Critics also accuse the president of kowtowing to Western-led institutions such as the International Monetary Fund, which supported the country in now-rejected tax reforms, as part of a loan facility the president said was necessary to “preserve debt sustainability.”
3) How do Kenyans view the move?
It is expected that this step will be seen as a victory for a protest movement that began a week ago and has evolved from rejection of the draft law on social media to massive demonstrations demanding political reform, in the most prominent crisis facing the Ruto administration, who assumed the presidency of the country two years ago.
Ruto’s decision may contribute to accommodating the protests, but the president will remain stuck between the demands of lenders such as the International Monetary Fund, which is urging the government to reduce the deficit to obtain additional financing, and citizens who suffer from the high cost of living.
4) What is the economic situation of Kenya?
In April 2021, the International Monetary Fund Board agreed to lend Kenya $2.34 billion, in order to “resuscitate growth in the economy after the shock associated with the Corona pandemic and reduce debt-related vulnerabilities by consolidating public finances for several years by increasing revenues while controlling expenditures.” “.
The program was extended in July 2023 for a period of 20 months.
The program went through 6 reviews, and through the last review passed by the Fund last January, Kenya obtained $624.5 million.

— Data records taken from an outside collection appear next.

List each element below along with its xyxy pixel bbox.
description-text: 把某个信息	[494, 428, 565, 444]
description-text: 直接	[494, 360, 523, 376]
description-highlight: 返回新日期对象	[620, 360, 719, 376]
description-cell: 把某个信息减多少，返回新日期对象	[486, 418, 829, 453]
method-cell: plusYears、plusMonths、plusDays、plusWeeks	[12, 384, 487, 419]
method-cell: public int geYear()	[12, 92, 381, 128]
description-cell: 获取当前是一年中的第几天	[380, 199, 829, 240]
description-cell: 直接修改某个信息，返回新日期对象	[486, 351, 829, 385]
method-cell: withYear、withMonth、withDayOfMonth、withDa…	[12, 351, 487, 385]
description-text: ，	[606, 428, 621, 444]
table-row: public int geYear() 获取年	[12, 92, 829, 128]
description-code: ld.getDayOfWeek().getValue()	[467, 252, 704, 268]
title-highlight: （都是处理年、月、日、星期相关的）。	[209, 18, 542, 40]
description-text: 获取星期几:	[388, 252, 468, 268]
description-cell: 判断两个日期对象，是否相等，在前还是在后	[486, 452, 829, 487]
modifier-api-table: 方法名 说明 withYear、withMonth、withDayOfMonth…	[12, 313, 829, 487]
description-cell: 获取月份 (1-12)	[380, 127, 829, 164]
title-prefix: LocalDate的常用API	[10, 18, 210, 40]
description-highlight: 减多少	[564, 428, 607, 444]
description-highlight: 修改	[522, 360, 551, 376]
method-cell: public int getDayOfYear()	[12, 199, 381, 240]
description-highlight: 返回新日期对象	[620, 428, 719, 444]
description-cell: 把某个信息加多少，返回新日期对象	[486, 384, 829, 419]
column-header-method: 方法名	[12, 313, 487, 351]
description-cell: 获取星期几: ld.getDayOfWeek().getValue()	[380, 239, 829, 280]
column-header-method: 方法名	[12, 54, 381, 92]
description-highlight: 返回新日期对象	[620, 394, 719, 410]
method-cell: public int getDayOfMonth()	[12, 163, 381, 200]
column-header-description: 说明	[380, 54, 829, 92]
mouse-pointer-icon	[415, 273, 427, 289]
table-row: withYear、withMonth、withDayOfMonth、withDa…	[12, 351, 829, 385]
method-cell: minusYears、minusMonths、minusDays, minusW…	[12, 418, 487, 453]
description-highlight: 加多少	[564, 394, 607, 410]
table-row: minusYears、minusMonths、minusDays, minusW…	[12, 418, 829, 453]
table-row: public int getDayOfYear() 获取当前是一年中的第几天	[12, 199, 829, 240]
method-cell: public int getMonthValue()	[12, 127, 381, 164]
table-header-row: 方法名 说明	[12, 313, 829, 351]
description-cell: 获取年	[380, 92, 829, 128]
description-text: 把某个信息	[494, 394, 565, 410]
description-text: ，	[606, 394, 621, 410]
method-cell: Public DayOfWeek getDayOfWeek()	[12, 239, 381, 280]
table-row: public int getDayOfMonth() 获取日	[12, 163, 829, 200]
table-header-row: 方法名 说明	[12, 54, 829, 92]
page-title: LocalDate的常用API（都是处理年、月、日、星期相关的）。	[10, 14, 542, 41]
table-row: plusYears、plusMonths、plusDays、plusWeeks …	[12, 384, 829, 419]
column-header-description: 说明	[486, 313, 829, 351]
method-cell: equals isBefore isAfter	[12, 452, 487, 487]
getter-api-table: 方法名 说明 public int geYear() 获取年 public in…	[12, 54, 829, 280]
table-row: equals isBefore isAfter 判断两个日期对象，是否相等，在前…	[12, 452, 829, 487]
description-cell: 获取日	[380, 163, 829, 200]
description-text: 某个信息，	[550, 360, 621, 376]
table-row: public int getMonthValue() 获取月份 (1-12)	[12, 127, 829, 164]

At the beginning of this year, the Fund expected the inflation rate in Kenya to rise in the first half of 2024, driven primarily by fluctuations in global oil prices and the rise in the local currency exchange rate, but it expected it to remain under control due to tightening monetary policy during 2023.
He called on Kenya to reduce its debt burden towards the new debt level of 55% of GDP in current terms by 2029.
The International Monetary Fund called on Kenya in January to implement a “medium-term revenue strategy” to increase the tax base (increase taxpayers) to create more spending space to improve public services.
The Fund urged Nairobi to monitor the risks facing the planned fiscal consolidation process and immediately activate three contingency plans as needed.
5) What are the expectations for Kenya’s economic performance?
These are the International Monetary Fund’s expectations for Kenya’s performance during the coming period:
- Inflation in 2024 will be around 5%, increasing to 5.3% in the next two years.
- Kenya’s revenues are expected to increase by 19% of GDP during the current year, 19.1% in 2025, and 19.5% in 2026.
- Kenya’s economy is expected to grow by 5% in 2024 and 5.3% in the next two years.